Mini-Naja: educazione militare d’élite per tempi di guerra
Il 27 marzo la camera ha approvato quasi all’unanimità la proposta di legge sulla cosiddetta “mini naja”, un percorso formativo in ambito militare, volontario e non retribuito, della durata di sei mesi per i giovani diplomati di età compresa tra i 19 e i 22 anni.
Crediamo sia importante inquadrare correttamente questo provvedimento, sia come anticorpo contro lo schiacciamento del dibattito su posizioni campiste del tipo “guerrafondai vs pacifisti”, sia come stimolo per una riflessione più generale sulle tendenze in atto rispetto a temi come la guerra, la competizione globale e la formazione.
Iniziamo col dire che nonostante si parli di “Mini-Naja” questa non centra nulla con la Naja “originale” e quindi non si tratta della reintroduzione del servizio militare obbligatorio – come auspicato pubblicamente da Salvini quest’estate – ma di uno strumento di carattere ideologico integrato all’interno del percorso formativo per adeguare le classi dirigenti di domani al clima di competizione globale sempre più incalzante. Infatti il carattere volontario e non remunerato, il numero limitato di posti disponibili, la tipologia d’insegnamenti previsti durante i sei mesi del progetto sono elementi che già da soli delineano un target diverso da quello che si cercava ai tempi in cui l’esercito era una forza che si costruiva attraverso la massa. “I nostri militari sono e debbono essere dei professionisti” ha tuonato il ministro della Difesa Elisabetta Trenta in risposta alle dichiarazioni estive di Salvini definendole “romantiche ma non più al passo con i tempi”.
Il nodo di fondo per comprendere questo nuovo provvedimento sta proprio in questa dichiarazione. Nella narrazione comune piace a tutti pensare che l’abolizione della leva obbligatoria sia stata una conquista dei movimenti antimilitaristi, la realtà dei fatti è che (come accaduto nel mondo del lavoro) abbiamo assistito ad un superamento della dimensione di massa dell’esercito – in cui tra l’altro si inserivano mobilitazioni pacifiste o fenomeni come quelli dei “Proletari In Divisa” – dovuto sia all’innovazione tecnologica sempre più sofisticata che espelle la quantità e punta tutto sulla qualità, sia a un generale riassetto delle funzioni e quindi della composizione delle forze armate in seguito al cambiamento epocale rappresentato dalla caduta del muro di Berlino.
Ma non è oggi importante solo formare nuovi quadri in ambito prettamente militare, quanto esportare la logica militare anche in campo politico ed economico poiché è fondamentale far comprendere che l’affermazione politica ed economica del proprio mercato si lega sempre di più alla capacità di affermazione militare. Questo concezione deve diventare paradigma riconosciuto e metabolizzato durante i processi di formazione della classe dirigente di domani.
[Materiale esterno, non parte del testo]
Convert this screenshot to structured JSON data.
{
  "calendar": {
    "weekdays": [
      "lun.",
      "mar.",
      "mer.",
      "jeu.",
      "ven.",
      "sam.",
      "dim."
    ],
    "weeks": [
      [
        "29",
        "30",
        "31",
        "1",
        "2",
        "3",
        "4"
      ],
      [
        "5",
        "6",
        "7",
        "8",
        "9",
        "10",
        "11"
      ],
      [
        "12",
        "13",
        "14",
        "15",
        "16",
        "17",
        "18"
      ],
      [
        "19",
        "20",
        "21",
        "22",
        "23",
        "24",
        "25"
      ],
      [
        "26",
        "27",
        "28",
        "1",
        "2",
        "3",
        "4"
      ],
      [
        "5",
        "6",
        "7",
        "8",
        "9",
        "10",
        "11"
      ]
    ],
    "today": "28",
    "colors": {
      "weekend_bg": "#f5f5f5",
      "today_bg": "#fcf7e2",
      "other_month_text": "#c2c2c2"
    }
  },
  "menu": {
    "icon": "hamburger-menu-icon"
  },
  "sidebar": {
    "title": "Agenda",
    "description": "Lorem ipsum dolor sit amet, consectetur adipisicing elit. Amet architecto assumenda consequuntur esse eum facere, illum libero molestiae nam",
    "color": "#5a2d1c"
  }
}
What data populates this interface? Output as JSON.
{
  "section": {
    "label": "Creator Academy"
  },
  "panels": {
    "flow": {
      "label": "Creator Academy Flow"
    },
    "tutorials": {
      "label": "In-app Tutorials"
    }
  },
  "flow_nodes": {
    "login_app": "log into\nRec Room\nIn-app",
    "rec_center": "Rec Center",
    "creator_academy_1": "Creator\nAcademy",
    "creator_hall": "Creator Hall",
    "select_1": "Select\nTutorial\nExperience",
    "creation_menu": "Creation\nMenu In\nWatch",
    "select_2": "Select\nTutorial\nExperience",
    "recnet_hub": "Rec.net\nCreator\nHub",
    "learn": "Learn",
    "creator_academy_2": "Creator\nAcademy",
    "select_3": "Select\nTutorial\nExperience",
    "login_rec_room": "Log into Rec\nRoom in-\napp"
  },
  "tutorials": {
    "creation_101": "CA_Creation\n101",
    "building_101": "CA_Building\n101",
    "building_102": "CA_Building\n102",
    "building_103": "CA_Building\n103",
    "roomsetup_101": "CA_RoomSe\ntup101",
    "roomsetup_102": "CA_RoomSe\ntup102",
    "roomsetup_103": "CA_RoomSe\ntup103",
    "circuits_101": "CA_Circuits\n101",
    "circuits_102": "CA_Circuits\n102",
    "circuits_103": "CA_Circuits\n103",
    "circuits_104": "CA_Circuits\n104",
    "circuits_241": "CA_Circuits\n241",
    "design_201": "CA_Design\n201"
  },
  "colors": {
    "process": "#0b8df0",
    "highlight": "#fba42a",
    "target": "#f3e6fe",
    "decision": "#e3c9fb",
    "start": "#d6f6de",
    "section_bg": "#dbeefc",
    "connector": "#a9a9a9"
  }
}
Non a caso leggendo il testo della legge scopriamo che l’addestramento durante il percorso oltre a contenere una formazione di tipo ideologico, tecnico e diplomatico – come ad esempio simulazioni di attacchi cibernetici, viaggi di studio, conoscenza dell’organizzazione e della vita delle forze armate e della NATO, apprendimento in tema di cooperazione nell’ambito della difesa europea (Pesco) – prevede anche “Incontri con diverse realtà economico-sociali del paese utili a fini di conoscenza delle diverse articolazioni del sistema produttivo nazionale”.
Bisogna anche sottolineare che non siamo di fronte a un atto inedito, data la già attuale integrazione nel sistema formativo – principalmente universitario – di esperienze in ambito di guerra. Come sempre più spesso avviene all’interno di corsi di laurea in cui l’intreccio tra i programmi di studio e la formazione militare è reale prassi da diversi anni (Leggi).
Un elemento in più che evidenzia la torsione autoritaria che vive – senza troppe resistenze – il mondo della formazione seguendo il comando delle direttive volute dall’Unione Europea.
Infine se pensiamo che questa legge sia stata approvata anche con i voti del Partito Democratico non possiamo che riconfermare che il principale partito che si propone come opposizione di sinistra in questo paese è un protagonista cosciente dell’attacco ideologico allo sviluppo democratico e progressista della società. Dunque non solo semplice “avversario” che sostiene le logiche di mercato ma “nemico” con il quale è impossibile anche solo pensare di condividere alcun tipo di spazio sopratutto sul piano dell’antifascismo e dunque della lotta contro ogni tipo di oppressione.